The soldier swallowed hard, his throat clicking. “There was a woman. They ran away together. They were seen…” He coughed. “They were seen near the northern wall. But I don’t know… I don’t know if it was him, because the others are talking about a revenant, and you never said…”

“It was him.”

She felt a shift in the air. The nurses stopped what they were doing, and next to her, Idris froze, not a muscle moving as he processed what this piece of information meant. He hadn’t asked who she was looking for. Now he would.

“Describe the woman,” Seraphina demanded.

“I didn’t see her with my own eyes, but the others say she was short of stature, with black hair and with a… like a… um…” He started gesticulating wildly, pointing at his own forehead. “Cut short here, across. Straight, like a line. The way the French wear it. Or the children.”

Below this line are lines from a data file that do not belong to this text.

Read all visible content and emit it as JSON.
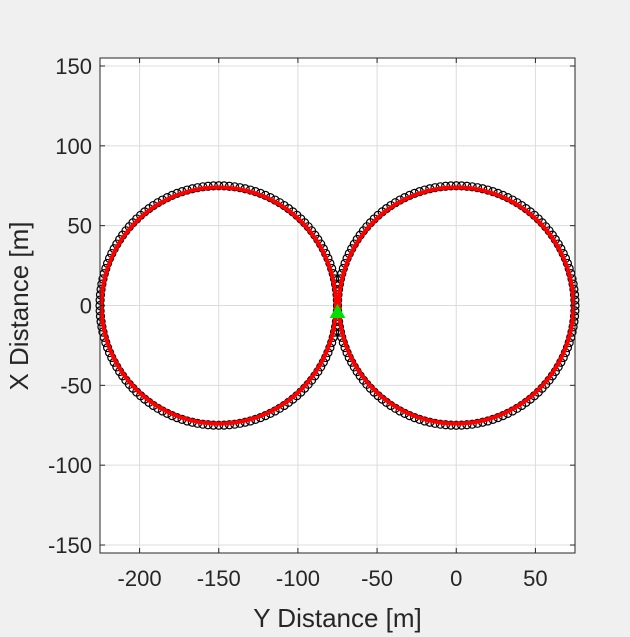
{
  "chart_data": {
    "type": "scatter",
    "title": "",
    "xlabel": "Y Distance [m]",
    "ylabel": "X Distance [m]",
    "xlim": [
      -225,
      75
    ],
    "ylim": [
      -155,
      155
    ],
    "xticks": [
      -200,
      -150,
      -100,
      -50,
      0,
      50
    ],
    "yticks": [
      -150,
      -100,
      -50,
      0,
      50,
      100,
      150
    ],
    "xtick_labels": [
      "-200",
      "-150",
      "-100",
      "-50",
      "0",
      "50"
    ],
    "ytick_labels": [
      "-150",
      "-100",
      "-50",
      "0",
      "50",
      "100",
      "150"
    ],
    "grid": true,
    "legend": "none",
    "series": [
      {
        "marker": "circle-outline",
        "color": "#000000",
        "shape": "figure-eight",
        "circles": [
          {
            "center": [
              -150,
              0
            ],
            "radius": 75
          },
          {
            "center": [
              0,
              0
            ],
            "radius": 75
          }
        ],
        "points_per_circle": 140
      },
      {
        "marker": "line",
        "color": "#ff0000",
        "shape": "figure-eight",
        "circles": [
          {
            "center": [
              -150,
              0
            ],
            "radius": 74
          },
          {
            "center": [
              0,
              0
            ],
            "radius": 74
          }
        ]
      },
      {
        "marker": "triangle",
        "color": "#00e000",
        "x": [
          -75
        ],
        "y": [
          -4
        ]
      }
    ]
  }
}
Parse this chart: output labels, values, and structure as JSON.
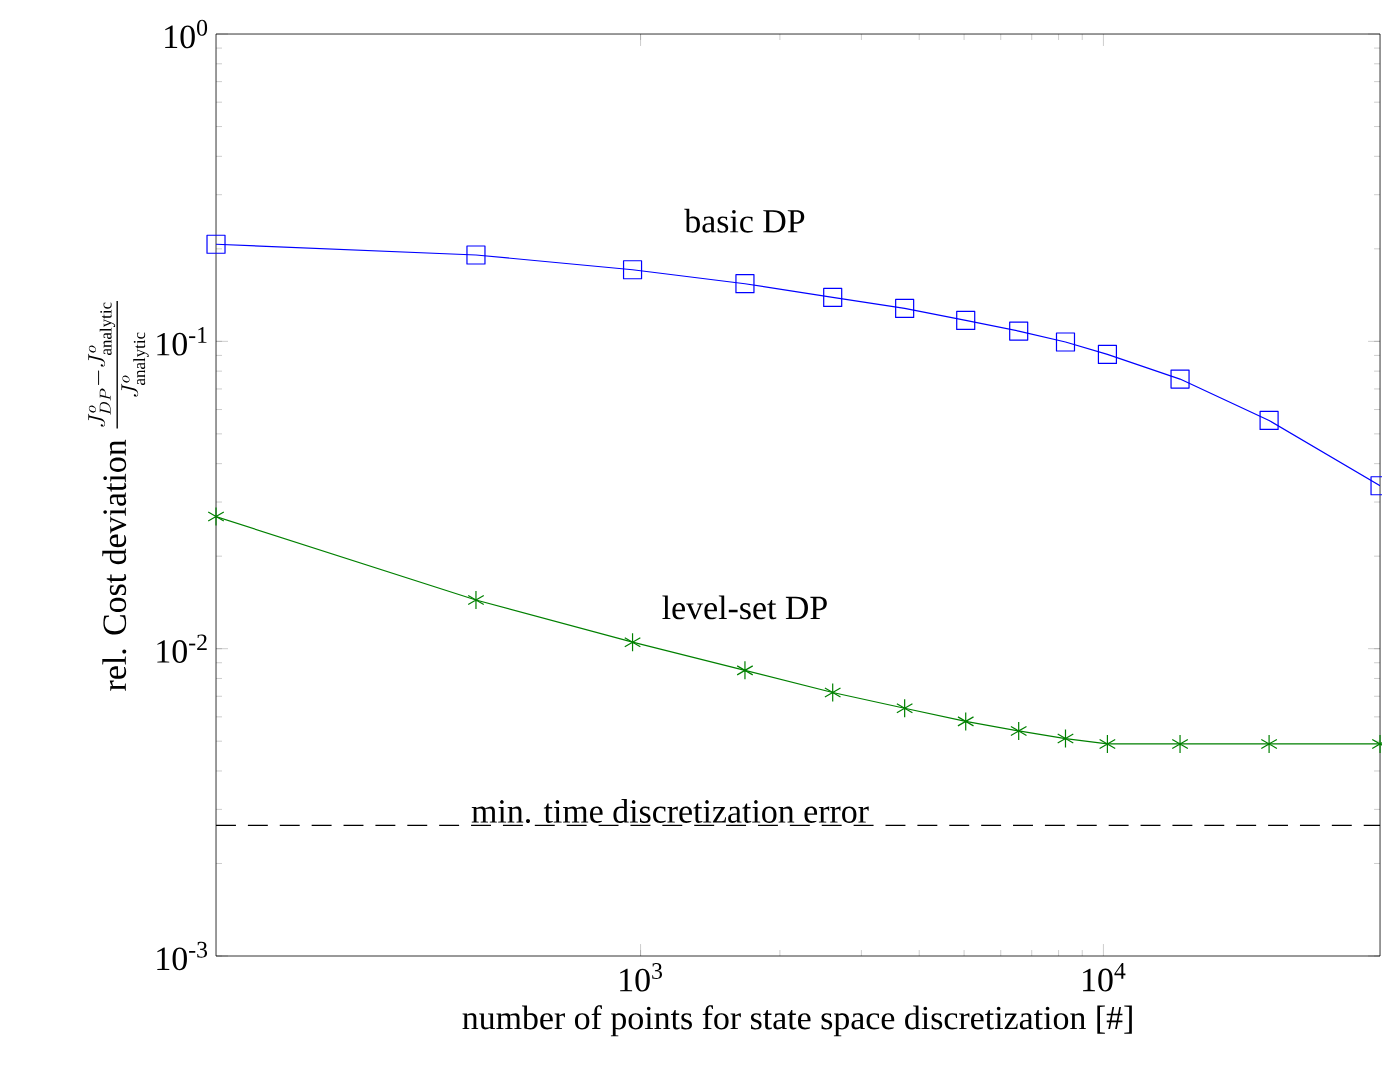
{
  "chart_data": {
    "type": "line",
    "xlabel": "number of points for state space discretization [#]",
    "ylabel": "\\text{rel. Cost deviation}\\ \\frac{J^o_{DP}-J^o_{\\text{analytic}}}{J^o_{\\text{analytic}}}",
    "x": [
      121,
      441,
      961,
      1681,
      2601,
      3721,
      5041,
      6561,
      8281,
      10201,
      14641,
      22801,
      39601
    ],
    "series": [
      {
        "name": "basic DP",
        "color": "#0000ff",
        "marker": "square",
        "values": [
          0.207,
          0.191,
          0.171,
          0.154,
          0.139,
          0.128,
          0.117,
          0.108,
          0.0995,
          0.0907,
          0.0754,
          0.0553,
          0.0339
        ]
      },
      {
        "name": "level-set DP",
        "color": "#008000",
        "marker": "cross",
        "values": [
          0.0269,
          0.0144,
          0.0105,
          0.0085,
          0.0072,
          0.0064,
          0.0058,
          0.0054,
          0.0051,
          0.0049,
          0.0049,
          0.0049,
          0.0049
        ]
      }
    ],
    "ref_lines": [
      {
        "axis": "y",
        "value": 0.00266,
        "label": "min. time discretization error",
        "color": "#000000",
        "line_style": "dashed"
      }
    ],
    "log": "xy",
    "xlim": [
      121,
      39601
    ],
    "ylim": [
      0.001,
      1
    ],
    "xticks": [
      {
        "value": 1000,
        "label": "10$^{3}$"
      },
      {
        "value": 10000,
        "label": "10$^{4}$"
      }
    ],
    "yticks": [
      {
        "value": 0.001,
        "label": "10$^{-3}$"
      },
      {
        "value": 0.01,
        "label": "10$^{-2}$"
      },
      {
        "value": 0.1,
        "label": "10$^{-1}$"
      },
      {
        "value": 1,
        "label": "10$^{0}$"
      }
    ],
    "grid": false,
    "legend": false,
    "line_style": "solid"
  }
}
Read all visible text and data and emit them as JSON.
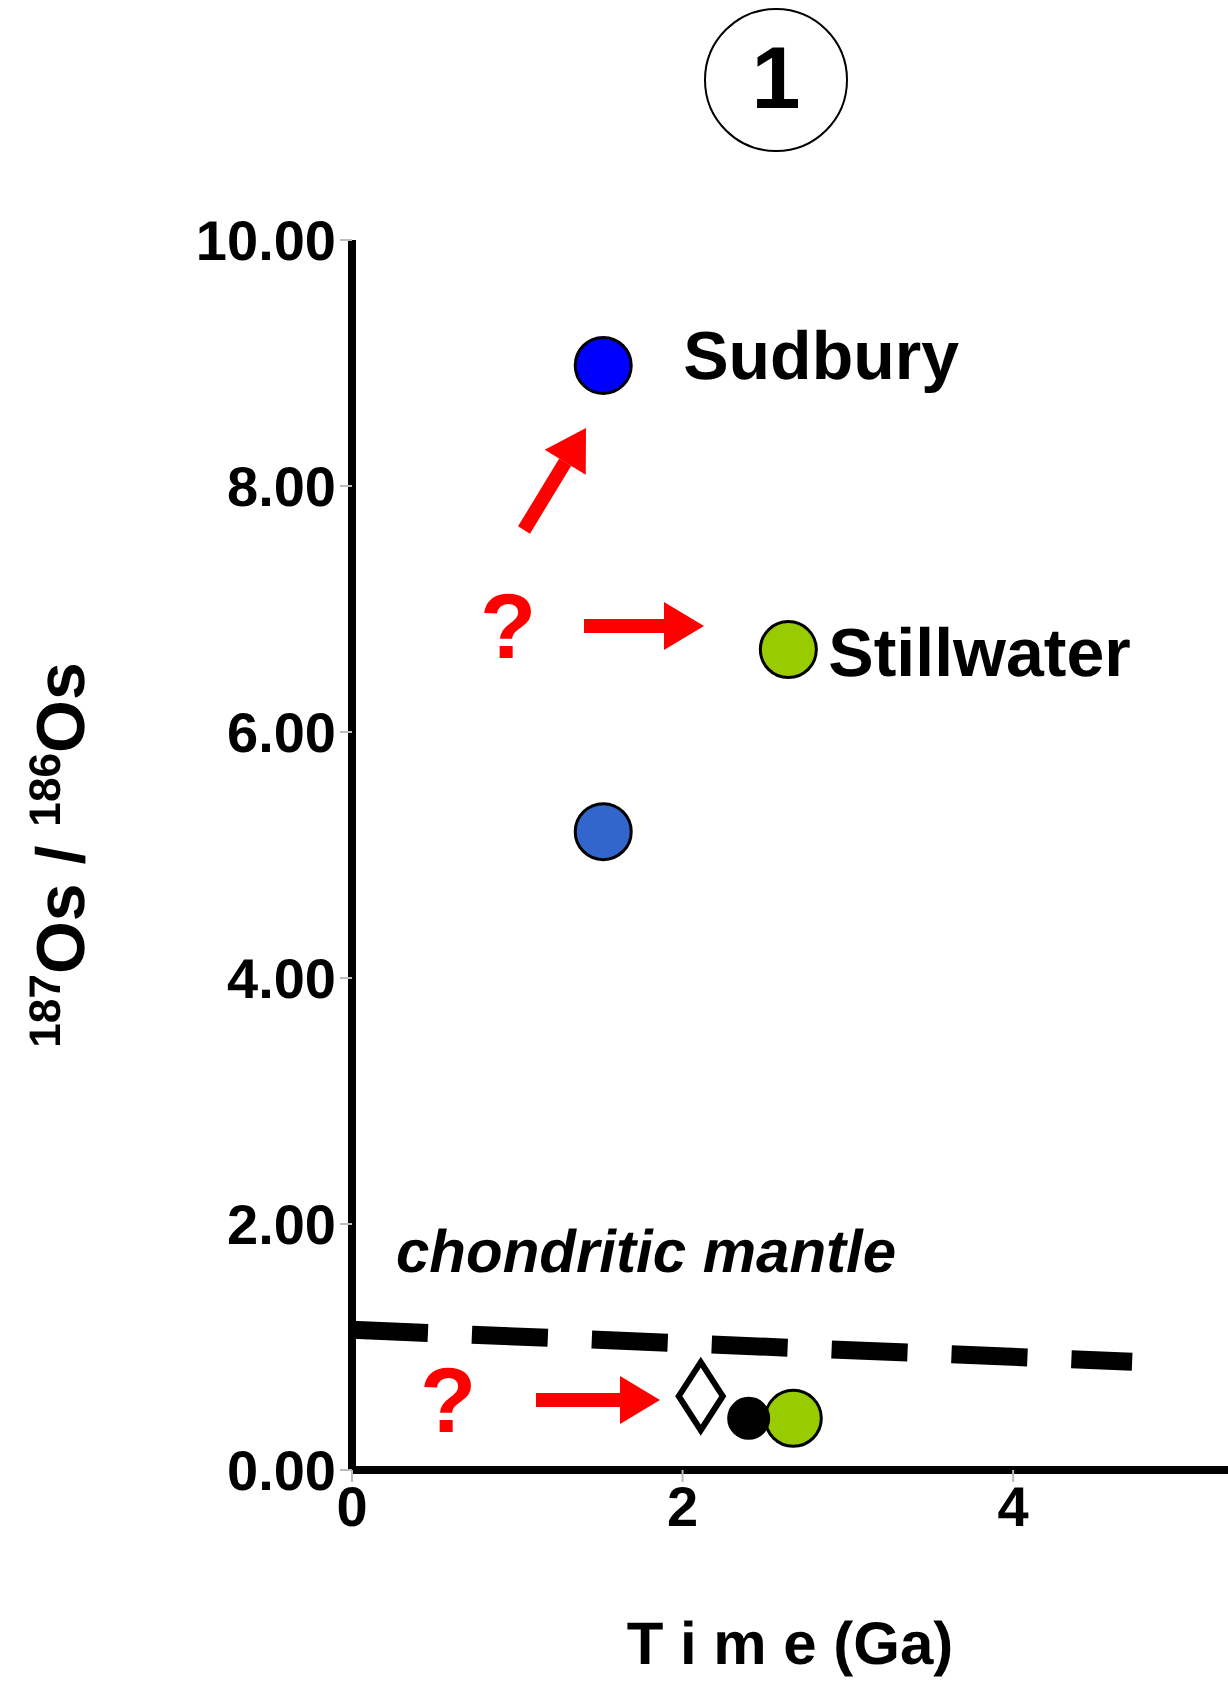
{
  "chart_data": {
    "type": "scatter",
    "title": "1",
    "xlabel": "T i m e  (Ga)",
    "ylabel": "$^{187}$Os / $^{186}$Os",
    "xlim": [
      0,
      5.3
    ],
    "xticks": [
      0,
      2,
      4
    ],
    "ylim": [
      0,
      10
    ],
    "yticks": [
      {
        "value": 0,
        "label": "0.00"
      },
      {
        "value": 2,
        "label": "2.00"
      },
      {
        "value": 4,
        "label": "4.00"
      },
      {
        "value": 6,
        "label": "6.00"
      },
      {
        "value": 8,
        "label": "8.00"
      },
      {
        "value": 10,
        "label": "10.00"
      }
    ],
    "series": [
      {
        "type": "line",
        "x": [
          0,
          4.72
        ],
        "values": [
          1.14,
          0.88
        ],
        "color": "#000000",
        "line_style": "dashed",
        "marker": "none"
      },
      {
        "x": [
          1.52
        ],
        "values": [
          8.98
        ],
        "color": "#0000ff",
        "marker": "circle"
      },
      {
        "x": [
          1.52
        ],
        "values": [
          5.19
        ],
        "color": "#3366cc",
        "marker": "circle"
      },
      {
        "x": [
          2.64
        ],
        "values": [
          6.67
        ],
        "color": "#99cc00",
        "marker": "circle"
      },
      {
        "x": [
          2.67
        ],
        "values": [
          0.42
        ],
        "color": "#99cc00",
        "marker": "circle"
      },
      {
        "x": [
          2.11
        ],
        "values": [
          0.6
        ],
        "color": "#ffffff",
        "marker": "diamond"
      },
      {
        "x": [
          2.4
        ],
        "values": [
          0.42
        ],
        "color": "#000000",
        "marker": "circle"
      }
    ],
    "annotations": [
      {
        "text": "Sudbury",
        "x": 1.52,
        "y": 8.98
      },
      {
        "text": "Stillwater",
        "x": 2.64,
        "y": 6.67
      },
      "chondritic mantle",
      "?",
      "?"
    ]
  }
}
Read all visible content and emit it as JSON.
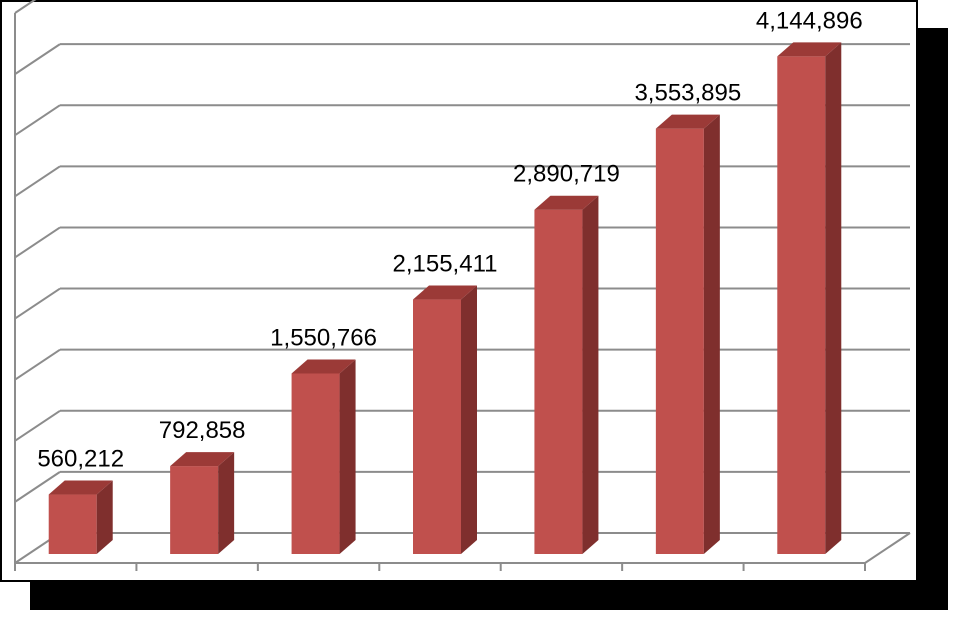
{
  "chart_data": {
    "type": "bar",
    "style": "3d-column",
    "categories": [
      "",
      "",
      "",
      "",
      "",
      "",
      ""
    ],
    "values": [
      560212,
      792858,
      1550766,
      2155411,
      2890719,
      3553895,
      4144896
    ],
    "value_labels": [
      "560,212",
      "792,858",
      "1,550,766",
      "2,155,411",
      "2,890,719",
      "3,553,895",
      "4,144,896"
    ],
    "title": "",
    "xlabel": "",
    "ylabel": "",
    "ylim": [
      0,
      4500000
    ],
    "y_gridline_step": 500000,
    "grid": true,
    "legend": "none",
    "bar_color": "#c0504d",
    "bar_side_color": "#7f2f2d",
    "bar_top_color": "#9b3a37",
    "gridline_color": "#8c8c8c",
    "frame_shadow": true
  }
}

His description was far from eloquent, but it did the job. Seraphina could imagine Briar with her fine, black hair tied in a high pony at the back and cropped straight above her arched eyebrows. With her brown eyes, three flecks of gold in her left one. She’d never seen her, but she knew her. She’d run her hands over her friend’s features in their shared room at Saint Vivia’s Convent, learning the curve of her thin lips and the slight bump on the bridge of her nose. Briar had told Seraphina what she looked like, down to the number of freckles on her cheeks and the mole above her upper lip that she hated.

“She was limping, too, like she was hurt. I don’t know… I don’t know if that helps. And the revenant had no eyes, indeed.”

Seraphina heard Idris swallow hard beside her. She counted to five. She would’ve loved to count to ten, but there was no time for such indulgence. She turned to Idris, and in a level voice said:

“Please, pack what you need. We must leave. Now.”

“Seraphina…”

She reached out and took his hand in hers. Her fingers wrapped around his, feeling how smooth and clean they were, how they never trembled, no matter the battles he fought inside. The hands of a surgeon.

She tilted her head so Saint Vivia’s relic was trained on his face. His eyes met the place where hers should’ve been, where they were going to be once he reattached them. He parted his lips, and Seraphina parted hers, waiting for him to speak first.

In her pocket, the vomer bone vibrated in anticipation of a wrong answer.

Chapter Three

Some dreams are of the body, not of providence.

Making assumptions when she couldn’t know what the man before her thought was a dangerous thing. Even so, Seraphina made a mental list of what Idris knew so far.

That she had defected to the High Harvester. That Matteo was dead, and she’d lost her sight sometime in the past two years. That she was looking for a revenant of all things, and the creature coincidentally had no eyes while a pair of them was waiting in a snow bucket. She couldn’t remember if she’d told him they were hers, but she had suggested that someone else had worn them. In the chaos and relief of discovering it was him – her old friend from Krähenstein – she hadn’t paid attention to those first things she’d revealed to him.